For Fanar Haddad, an Iraq expert at the National University of Singapore, the most significant absentee from this week’s protests is Sadr.
Supporters of the former militia leader turned nationalist politician have been at the forefront of most of the larger protests in recent years, including in 2016 when he urged them to storm Baghdad’s then-still-sealed Green Zone administrative and diplomatic compound.
“This is the first time that there are mass, significant and violent protests without Sadrist involvement,” he said.
‘Double-Edged Sword’
“One of the myths being burst is that only Sadrists can bring people out to the streets – it seems people can bring themselves out to the streets,” said Haddad.
But this apparent independence “is a double-edged sword for both the government and protesters themselves,” he warned.
On the one hand, the broad-based nature of the protests will make it difficult for a political party to hijack them or for the central government to appease them.
“But it’s also a weakness for protesters – where can this go? I can’t see it going anywhere definitive,” Haddad said.

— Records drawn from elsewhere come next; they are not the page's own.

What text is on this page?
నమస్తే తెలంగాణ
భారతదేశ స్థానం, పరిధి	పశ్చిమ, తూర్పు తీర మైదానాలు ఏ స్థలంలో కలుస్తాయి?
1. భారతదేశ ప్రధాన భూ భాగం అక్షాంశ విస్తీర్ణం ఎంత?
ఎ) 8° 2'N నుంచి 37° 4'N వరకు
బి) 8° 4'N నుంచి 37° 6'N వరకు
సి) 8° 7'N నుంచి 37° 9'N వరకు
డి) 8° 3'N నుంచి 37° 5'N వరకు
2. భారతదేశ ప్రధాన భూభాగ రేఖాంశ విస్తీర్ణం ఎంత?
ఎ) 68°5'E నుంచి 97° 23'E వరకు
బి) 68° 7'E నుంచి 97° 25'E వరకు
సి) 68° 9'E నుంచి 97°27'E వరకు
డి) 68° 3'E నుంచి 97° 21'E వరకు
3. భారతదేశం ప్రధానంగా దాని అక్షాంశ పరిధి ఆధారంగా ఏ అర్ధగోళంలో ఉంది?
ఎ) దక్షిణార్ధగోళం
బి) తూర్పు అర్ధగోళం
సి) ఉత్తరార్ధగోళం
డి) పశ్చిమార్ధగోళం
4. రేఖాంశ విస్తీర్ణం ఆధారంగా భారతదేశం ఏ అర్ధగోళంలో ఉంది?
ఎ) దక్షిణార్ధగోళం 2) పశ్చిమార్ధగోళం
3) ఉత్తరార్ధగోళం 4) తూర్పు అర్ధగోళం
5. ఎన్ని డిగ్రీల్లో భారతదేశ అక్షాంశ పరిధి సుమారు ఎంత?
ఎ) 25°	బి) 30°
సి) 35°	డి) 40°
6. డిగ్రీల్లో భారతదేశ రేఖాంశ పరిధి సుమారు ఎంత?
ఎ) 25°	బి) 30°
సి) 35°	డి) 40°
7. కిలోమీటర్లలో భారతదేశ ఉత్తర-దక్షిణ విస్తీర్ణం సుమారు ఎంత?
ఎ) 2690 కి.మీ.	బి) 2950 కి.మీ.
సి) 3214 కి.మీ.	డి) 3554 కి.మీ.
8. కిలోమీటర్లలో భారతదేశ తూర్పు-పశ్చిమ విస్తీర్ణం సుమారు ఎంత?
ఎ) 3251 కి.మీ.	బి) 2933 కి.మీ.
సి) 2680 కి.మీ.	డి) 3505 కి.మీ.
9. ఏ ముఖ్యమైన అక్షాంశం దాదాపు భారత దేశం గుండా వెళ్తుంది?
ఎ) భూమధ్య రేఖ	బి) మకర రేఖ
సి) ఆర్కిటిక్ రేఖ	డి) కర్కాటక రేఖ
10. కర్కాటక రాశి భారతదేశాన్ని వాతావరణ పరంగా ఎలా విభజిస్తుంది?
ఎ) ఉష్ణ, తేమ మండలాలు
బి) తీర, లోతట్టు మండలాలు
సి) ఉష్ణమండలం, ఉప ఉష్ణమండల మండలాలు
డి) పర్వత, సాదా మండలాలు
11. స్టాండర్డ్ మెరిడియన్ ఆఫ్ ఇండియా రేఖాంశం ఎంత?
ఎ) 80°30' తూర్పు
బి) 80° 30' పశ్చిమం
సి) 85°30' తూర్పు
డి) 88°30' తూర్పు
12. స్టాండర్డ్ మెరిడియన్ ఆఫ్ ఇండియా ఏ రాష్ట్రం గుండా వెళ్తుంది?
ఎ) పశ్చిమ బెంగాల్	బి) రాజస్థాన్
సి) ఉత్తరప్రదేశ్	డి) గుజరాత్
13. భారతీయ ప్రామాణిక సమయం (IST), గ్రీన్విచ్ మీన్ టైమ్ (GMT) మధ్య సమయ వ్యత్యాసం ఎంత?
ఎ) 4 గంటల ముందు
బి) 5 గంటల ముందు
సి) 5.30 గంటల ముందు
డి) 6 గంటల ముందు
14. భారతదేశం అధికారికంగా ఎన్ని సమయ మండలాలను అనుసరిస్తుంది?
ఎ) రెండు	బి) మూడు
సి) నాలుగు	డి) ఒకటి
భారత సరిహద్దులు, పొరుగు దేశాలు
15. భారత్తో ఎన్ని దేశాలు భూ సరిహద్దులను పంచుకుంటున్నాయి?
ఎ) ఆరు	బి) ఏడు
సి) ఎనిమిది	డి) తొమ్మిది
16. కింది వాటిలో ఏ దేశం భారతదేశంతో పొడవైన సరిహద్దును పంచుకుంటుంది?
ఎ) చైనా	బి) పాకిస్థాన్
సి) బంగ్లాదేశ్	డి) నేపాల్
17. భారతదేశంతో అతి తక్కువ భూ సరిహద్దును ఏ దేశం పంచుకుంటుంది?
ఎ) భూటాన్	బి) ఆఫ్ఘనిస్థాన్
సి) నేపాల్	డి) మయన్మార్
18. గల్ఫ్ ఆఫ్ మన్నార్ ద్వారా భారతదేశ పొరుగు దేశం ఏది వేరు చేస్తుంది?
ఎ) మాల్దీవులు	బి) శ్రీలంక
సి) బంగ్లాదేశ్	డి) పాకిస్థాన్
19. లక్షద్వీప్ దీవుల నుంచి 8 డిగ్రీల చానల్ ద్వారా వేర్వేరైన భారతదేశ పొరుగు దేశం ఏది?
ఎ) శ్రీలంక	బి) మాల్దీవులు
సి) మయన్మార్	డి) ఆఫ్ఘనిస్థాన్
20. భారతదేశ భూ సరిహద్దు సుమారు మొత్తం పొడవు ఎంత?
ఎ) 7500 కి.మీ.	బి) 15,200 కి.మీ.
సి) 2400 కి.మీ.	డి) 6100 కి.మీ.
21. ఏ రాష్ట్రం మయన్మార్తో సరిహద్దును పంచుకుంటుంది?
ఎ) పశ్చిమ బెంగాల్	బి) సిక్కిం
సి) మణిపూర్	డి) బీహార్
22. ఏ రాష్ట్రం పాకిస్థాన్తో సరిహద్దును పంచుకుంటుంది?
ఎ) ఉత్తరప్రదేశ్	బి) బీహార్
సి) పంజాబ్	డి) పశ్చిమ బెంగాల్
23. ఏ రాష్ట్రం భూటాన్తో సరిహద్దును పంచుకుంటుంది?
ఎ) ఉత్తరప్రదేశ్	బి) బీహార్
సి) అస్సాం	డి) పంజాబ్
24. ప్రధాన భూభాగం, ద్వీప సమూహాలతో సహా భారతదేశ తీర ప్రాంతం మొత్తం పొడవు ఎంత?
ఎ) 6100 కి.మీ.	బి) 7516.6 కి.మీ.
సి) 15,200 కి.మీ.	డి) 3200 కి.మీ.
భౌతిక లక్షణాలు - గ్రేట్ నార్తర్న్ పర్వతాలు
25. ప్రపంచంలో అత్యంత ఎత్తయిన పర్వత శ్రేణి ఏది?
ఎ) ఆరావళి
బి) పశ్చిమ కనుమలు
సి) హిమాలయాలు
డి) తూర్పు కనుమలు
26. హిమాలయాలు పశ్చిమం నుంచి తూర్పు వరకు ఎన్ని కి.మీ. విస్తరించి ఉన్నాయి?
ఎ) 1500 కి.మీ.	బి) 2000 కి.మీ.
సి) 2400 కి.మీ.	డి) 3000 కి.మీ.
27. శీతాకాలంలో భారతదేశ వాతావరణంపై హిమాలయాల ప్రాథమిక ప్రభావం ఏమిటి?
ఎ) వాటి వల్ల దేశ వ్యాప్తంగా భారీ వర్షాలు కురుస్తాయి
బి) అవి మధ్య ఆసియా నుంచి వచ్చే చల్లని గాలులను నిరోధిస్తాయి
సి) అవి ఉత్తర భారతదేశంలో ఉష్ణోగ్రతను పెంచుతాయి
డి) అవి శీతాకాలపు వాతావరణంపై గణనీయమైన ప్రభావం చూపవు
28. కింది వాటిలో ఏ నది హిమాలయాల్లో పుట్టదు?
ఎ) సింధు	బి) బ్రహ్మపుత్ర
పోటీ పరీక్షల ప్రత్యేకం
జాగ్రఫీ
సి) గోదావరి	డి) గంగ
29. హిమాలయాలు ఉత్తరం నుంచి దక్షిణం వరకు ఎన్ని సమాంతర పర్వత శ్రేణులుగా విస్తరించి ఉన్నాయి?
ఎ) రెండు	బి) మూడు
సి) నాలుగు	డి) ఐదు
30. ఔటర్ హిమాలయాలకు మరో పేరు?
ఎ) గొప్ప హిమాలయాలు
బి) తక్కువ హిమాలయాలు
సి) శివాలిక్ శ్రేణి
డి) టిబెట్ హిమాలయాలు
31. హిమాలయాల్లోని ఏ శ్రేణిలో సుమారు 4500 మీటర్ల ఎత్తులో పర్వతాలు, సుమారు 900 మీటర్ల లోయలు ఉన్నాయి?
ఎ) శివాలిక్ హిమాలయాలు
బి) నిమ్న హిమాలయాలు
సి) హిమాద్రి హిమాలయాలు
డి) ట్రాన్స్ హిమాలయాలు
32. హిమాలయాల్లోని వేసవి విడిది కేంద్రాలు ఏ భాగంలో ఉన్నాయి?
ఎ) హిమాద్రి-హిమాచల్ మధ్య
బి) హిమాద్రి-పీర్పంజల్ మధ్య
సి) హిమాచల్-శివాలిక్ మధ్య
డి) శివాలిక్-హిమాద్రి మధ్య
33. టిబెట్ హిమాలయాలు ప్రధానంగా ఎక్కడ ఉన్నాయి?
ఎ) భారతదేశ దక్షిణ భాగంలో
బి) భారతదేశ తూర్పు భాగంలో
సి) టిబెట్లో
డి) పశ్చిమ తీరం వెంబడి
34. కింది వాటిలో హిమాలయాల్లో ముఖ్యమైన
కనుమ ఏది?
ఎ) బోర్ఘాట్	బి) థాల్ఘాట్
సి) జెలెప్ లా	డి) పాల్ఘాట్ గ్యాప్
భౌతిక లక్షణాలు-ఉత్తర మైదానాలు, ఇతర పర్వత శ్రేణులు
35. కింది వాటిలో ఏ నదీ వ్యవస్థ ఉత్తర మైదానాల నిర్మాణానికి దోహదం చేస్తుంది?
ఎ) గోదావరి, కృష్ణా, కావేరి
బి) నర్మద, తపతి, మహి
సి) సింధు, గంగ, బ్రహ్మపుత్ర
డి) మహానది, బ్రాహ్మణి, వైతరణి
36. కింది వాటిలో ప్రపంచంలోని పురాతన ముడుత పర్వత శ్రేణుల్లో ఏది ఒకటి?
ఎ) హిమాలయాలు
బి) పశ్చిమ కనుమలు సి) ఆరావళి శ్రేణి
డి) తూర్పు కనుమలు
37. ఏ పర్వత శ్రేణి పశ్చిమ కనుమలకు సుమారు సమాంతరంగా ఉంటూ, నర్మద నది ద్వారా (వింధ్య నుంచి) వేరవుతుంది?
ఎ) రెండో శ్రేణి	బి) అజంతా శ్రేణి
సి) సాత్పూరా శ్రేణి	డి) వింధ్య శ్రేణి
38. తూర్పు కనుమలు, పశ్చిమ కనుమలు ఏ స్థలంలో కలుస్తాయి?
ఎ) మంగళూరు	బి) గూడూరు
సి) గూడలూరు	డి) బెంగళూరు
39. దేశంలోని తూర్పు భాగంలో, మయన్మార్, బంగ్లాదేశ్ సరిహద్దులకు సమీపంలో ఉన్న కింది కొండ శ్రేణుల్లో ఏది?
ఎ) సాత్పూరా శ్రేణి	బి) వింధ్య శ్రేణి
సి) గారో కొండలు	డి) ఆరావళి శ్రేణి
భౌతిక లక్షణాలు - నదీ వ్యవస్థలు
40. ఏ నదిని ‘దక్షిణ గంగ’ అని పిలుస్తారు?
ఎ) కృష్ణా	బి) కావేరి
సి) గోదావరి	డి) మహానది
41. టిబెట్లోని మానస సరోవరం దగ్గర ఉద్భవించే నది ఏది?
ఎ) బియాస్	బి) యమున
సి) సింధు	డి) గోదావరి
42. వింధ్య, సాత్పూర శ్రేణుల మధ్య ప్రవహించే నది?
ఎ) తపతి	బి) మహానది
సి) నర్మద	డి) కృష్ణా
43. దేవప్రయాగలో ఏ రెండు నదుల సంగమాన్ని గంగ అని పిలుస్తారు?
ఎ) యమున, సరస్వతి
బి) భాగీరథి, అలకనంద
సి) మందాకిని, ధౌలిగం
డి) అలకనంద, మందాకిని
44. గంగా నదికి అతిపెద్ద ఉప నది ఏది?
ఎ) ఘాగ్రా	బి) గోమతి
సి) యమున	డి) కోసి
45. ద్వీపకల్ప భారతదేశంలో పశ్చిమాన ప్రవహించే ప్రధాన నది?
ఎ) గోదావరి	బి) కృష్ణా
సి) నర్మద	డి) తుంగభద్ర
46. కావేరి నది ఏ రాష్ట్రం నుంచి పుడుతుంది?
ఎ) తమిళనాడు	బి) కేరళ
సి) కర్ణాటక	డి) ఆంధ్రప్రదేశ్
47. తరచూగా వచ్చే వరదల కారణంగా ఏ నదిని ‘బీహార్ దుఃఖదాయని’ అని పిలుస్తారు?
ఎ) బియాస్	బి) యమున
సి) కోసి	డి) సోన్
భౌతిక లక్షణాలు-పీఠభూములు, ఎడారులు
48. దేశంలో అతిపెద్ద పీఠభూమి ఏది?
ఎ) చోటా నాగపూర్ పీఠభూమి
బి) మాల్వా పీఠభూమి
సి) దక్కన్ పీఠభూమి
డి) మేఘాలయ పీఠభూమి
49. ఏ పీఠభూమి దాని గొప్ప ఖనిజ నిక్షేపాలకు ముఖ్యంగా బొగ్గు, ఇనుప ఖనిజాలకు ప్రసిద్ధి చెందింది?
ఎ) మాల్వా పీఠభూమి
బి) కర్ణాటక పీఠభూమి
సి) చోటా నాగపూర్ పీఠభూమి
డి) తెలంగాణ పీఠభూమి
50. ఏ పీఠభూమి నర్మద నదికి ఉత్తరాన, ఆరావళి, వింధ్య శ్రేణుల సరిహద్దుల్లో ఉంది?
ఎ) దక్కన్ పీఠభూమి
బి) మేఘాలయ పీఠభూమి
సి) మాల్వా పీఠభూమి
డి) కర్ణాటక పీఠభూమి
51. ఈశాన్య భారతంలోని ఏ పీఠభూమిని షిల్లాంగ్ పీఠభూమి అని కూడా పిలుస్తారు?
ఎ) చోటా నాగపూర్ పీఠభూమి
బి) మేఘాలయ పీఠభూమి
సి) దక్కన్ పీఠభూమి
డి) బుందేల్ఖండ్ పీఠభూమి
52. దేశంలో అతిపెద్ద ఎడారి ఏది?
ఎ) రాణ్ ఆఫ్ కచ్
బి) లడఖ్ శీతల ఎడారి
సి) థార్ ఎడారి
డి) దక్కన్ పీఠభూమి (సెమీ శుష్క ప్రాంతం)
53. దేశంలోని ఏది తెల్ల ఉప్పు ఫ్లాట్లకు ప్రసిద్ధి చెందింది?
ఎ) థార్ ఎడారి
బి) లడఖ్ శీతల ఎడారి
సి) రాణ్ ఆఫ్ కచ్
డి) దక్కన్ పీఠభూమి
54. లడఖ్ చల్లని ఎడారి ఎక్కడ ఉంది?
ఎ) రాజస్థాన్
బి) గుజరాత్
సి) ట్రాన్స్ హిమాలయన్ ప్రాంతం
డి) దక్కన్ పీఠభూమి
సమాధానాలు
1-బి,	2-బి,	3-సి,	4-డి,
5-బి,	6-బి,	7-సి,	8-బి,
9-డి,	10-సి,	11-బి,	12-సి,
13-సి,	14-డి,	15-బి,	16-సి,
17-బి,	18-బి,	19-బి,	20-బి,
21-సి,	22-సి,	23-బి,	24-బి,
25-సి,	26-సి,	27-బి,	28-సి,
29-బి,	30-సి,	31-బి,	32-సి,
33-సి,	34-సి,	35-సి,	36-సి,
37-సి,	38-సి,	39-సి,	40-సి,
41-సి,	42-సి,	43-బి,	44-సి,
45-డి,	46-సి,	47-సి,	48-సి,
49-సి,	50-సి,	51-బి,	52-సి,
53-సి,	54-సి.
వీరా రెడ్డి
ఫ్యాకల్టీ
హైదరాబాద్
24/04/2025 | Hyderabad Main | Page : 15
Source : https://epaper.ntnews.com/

Some demonstrators in recent days chanted for “the downfall of the regime,” a refrain popularised during the Arab Spring uprisings that targeted dictatorships across the Arab world in 2011.
But while the protests may bring down Prime Minister Adel Abdel Mahdi just short of a year in office, few had expected his government to last this long anyway.
And Iraq has such a diffuse power structure, there are no other obvious targets for the protesters’ anger.
“There’s no king to take to the guillotine,” Haddad said.